The impact of miR-486-5p on cell proliferation in ESCC cells was analyzed using an MTT assay. The OD values of the miR-486-5p mimic and negative control groups were measured at 0, 24, 48 and 72 h after transfection. The results showed that the proliferation of Eca109 cells decreased by 9.09, 15.71 and 19.84% (all P<0.05) at the respective aforementioned time-points, while the proliferation of TE-1 cells decreased by 8.89, 14.47 and 19.17% (all P<0.05; Fig. 4). These results suggest that the upregulation of miR-486-5p by mimics suppressed proliferation of ESCC cells in vitro.

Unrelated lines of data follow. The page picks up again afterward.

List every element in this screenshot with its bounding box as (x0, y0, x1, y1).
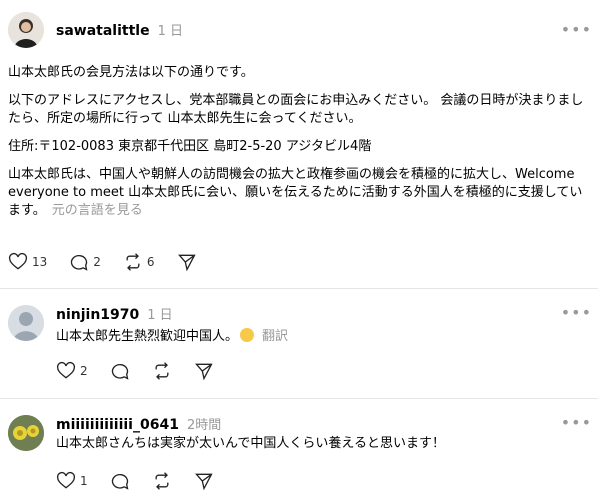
avatar[interactable] (8, 305, 44, 341)
repost-icon (155, 472, 169, 490)
comment-icon (111, 473, 129, 490)
like-button[interactable]: 13 (8, 252, 47, 272)
username[interactable]: ninjin1970 (56, 307, 139, 323)
paragraph: 山本太郎氏は、中国人や朝鮮人の訪問機会の拡大と政権参画の機会を積極的に拡大し、W… (8, 166, 590, 220)
reply-button[interactable]: 2 (69, 252, 101, 272)
paragraph: 住所:〒102-0083 東京都千代田区 島町2-5-20 アジタビル4階 (8, 139, 372, 154)
like-button[interactable]: 2 (56, 361, 88, 381)
post: sawatalittle 1 日 ••• 山本太郎氏の会見方法は以下の通りです。… (0, 0, 598, 288)
post-meta: sawatalittle 1 日 (56, 20, 183, 39)
share-icon (194, 473, 213, 491)
avatar[interactable] (8, 415, 44, 451)
username[interactable]: miiiiiiiiiiiii_0641 (56, 417, 179, 433)
more-icon[interactable]: ••• (561, 303, 592, 322)
reply-count: 2 (93, 255, 101, 269)
repost-button[interactable] (152, 471, 172, 491)
reply-button[interactable] (110, 361, 130, 381)
timestamp: 1 日 (147, 308, 173, 323)
reply-text: 山本太郎先生熱烈歓迎中国人。 (56, 329, 239, 344)
more-icon[interactable]: ••• (561, 413, 592, 432)
comment-icon (111, 363, 129, 380)
action-bar: 13 2 6 (8, 252, 219, 272)
avatar[interactable] (8, 12, 44, 48)
reply-post: ninjin1970 1 日 ••• 山本太郎先生熱烈歓迎中国人。 翻訳 2 (0, 288, 598, 398)
share-button[interactable] (194, 471, 214, 491)
share-icon (194, 363, 213, 381)
like-count: 13 (32, 255, 48, 269)
like-button[interactable]: 1 (56, 471, 88, 491)
reply-post: miiiiiiiiiiiii_0641 2時間 ••• 山本太郎さんちは実家が太… (0, 398, 598, 498)
username[interactable]: sawatalittle (56, 23, 150, 39)
heart-icon (8, 252, 28, 270)
post-meta: miiiiiiiiiiiii_0641 2時間 (56, 414, 221, 433)
heart-icon (56, 361, 76, 379)
repost-count: 6 (146, 255, 155, 269)
timestamp: 2時間 (186, 418, 222, 433)
like-count: 2 (80, 364, 88, 378)
reply-button[interactable] (110, 471, 130, 491)
grinning-emoji-icon (240, 328, 255, 342)
paragraph: 山本太郎氏の会見方法は以下の通りです。 (8, 65, 254, 80)
action-bar: 1 (56, 471, 236, 491)
post-body: 山本太郎氏の会見方法は以下の通りです。 以下のアドレスにアクセスし、党本部職員と… (8, 64, 590, 230)
more-icon[interactable]: ••• (561, 20, 592, 39)
reply-body: 山本太郎先生熱烈歓迎中国人。 翻訳 (56, 328, 288, 346)
action-bar: 2 (56, 361, 236, 381)
repost-icon (126, 253, 140, 271)
timestamp: 1 日 (157, 24, 183, 39)
paragraph: 以下のアドレスにアクセスし、党本部職員との面会にお申込みください。 会議の日時が… (8, 93, 584, 126)
comment-icon (71, 254, 88, 271)
repost-button[interactable] (152, 361, 172, 381)
share-button[interactable] (194, 361, 214, 381)
post-meta: ninjin1970 1 日 (56, 304, 173, 323)
translate-link[interactable]: 元の言語を見る (52, 203, 143, 218)
repost-button[interactable]: 6 (123, 252, 155, 272)
repost-icon (155, 362, 169, 380)
share-button[interactable] (177, 252, 197, 272)
translate-link[interactable]: 翻訳 (262, 329, 288, 344)
share-icon (177, 254, 196, 272)
reply-text: 山本太郎さんちは実家が太いんで中国人くらい養えると思います！ (56, 436, 445, 451)
heart-icon (56, 471, 76, 489)
like-count: 1 (80, 474, 88, 488)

To determine the effects of miR-486-5p on ESCC cell apoptosis, flow cytometry was used to determine the apoptosis rates after transfection. As shown in Fig. 5, apoptosis rates of Eca109 cells transfected with miR-486-5p mimics and those of the negative control were 9.7 and 3.4%, respectively (P<0.01) 48 h after transfection. The apoptosis rates of TE-1 cells were 10.4 and 4.4%, respectively (P<0.01) subsequent to transfection (Fig. 5). Thus suggesting that the restoration of miR-486-5p expression levels induced ESCC cell apoptosis.